Real Estate and Construction

Manhattan Office Market

  • In March 2014, the Manhattan Class A direct vacancy rate fell to 9.9 percent while the average rental rate remained at $70 PSF.
  • In the same month, the Downtown Class A direct vacancy rate fell to 12.3 percent and the rental rate rose to $55 PSF.
  • The Manhattan Class A sublease vacancy rate fell to 1.8 percent from 2.0 percent from February to March.

Source: Cushman and Wakefield

Construction

For the twelve months ending February 2014:

  • Building projects (including new, additions and alterations) that started construction in NYC rose by 6.4 percent, and infrastructure (non-building) project starts fell by 7.0 percent from the twelve months ending February 2013.
  • Planned space for building project starts rose by 11.9 percent from the same period in 2013. 
  • 2,816 residential building projects began construction, a 13.3 percent increase from the twelve months ending in February 2013. These starts contained 22,739 units, an increase of 38.7 percent from last year.

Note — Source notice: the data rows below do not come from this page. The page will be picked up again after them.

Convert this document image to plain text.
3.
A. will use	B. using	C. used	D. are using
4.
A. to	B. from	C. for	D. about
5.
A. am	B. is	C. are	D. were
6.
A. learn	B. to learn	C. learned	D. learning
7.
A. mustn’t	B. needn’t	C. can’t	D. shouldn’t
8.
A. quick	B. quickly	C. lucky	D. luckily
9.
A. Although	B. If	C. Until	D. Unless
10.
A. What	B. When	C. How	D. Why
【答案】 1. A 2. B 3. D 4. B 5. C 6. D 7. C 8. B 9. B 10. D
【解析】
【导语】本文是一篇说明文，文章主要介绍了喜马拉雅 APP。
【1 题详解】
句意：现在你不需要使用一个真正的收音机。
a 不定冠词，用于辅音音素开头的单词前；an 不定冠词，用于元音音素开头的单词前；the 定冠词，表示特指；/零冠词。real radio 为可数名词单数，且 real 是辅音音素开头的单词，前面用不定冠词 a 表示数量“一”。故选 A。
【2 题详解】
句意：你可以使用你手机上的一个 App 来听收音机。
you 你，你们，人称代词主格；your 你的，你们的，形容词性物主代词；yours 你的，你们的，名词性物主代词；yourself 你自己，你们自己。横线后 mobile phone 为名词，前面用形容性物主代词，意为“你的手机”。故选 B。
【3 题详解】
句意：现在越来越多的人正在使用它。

Source: McGraw Hill Construction

Tourism, Travel and Transit

Transit Ridership

  • Total ridership on MTA subways, trains and buses in February 2014 was 199.4 million, a decrease of 1.5 percent from February 2013.
  • Subway ridership in February 2014 was 129.8 million, which was a 1.5 percent increase from February 2013.

Source: Metropolitan Transportation Authority

Air Traffic

  • In January 2014, 8.2 million passengers flew into and out of the region's airports, a decrease of 1.0 percent from January 2013.
  • Domestic air carriers accounted for 5.3 million passengers, a 3.1 percent decrease from January 2013.
  • 2.9 million passengers traveled with international air carriers in January 2014, a 3.0 percent increase from January 2013.

Source: Port Authority of New York and New Jersey

Broadway Ticket Sales

  • Total Broadway attendance was approximately 1.03 million during the four weeks ending March 30, 2014, up 14.3 percent from the same period last year.
  • Broadway revenue during this period was about $101.3 million, up 13.7 percent from last year.

Note: Gross revenue and attendance figures include all shows playing on Broadway during the specified period.
Source: The Broadway League

Hotel Occupancy

  • In February 2014, the average daily hotel room rate was $232, an 6.0 percent increase from February 2013.
  • Hotel occupancy was 77.3 percent in February 2014, down from 80.0 in February 2013.
  • The average daily hotel room rate increased the most in hotels charging over $315 per night.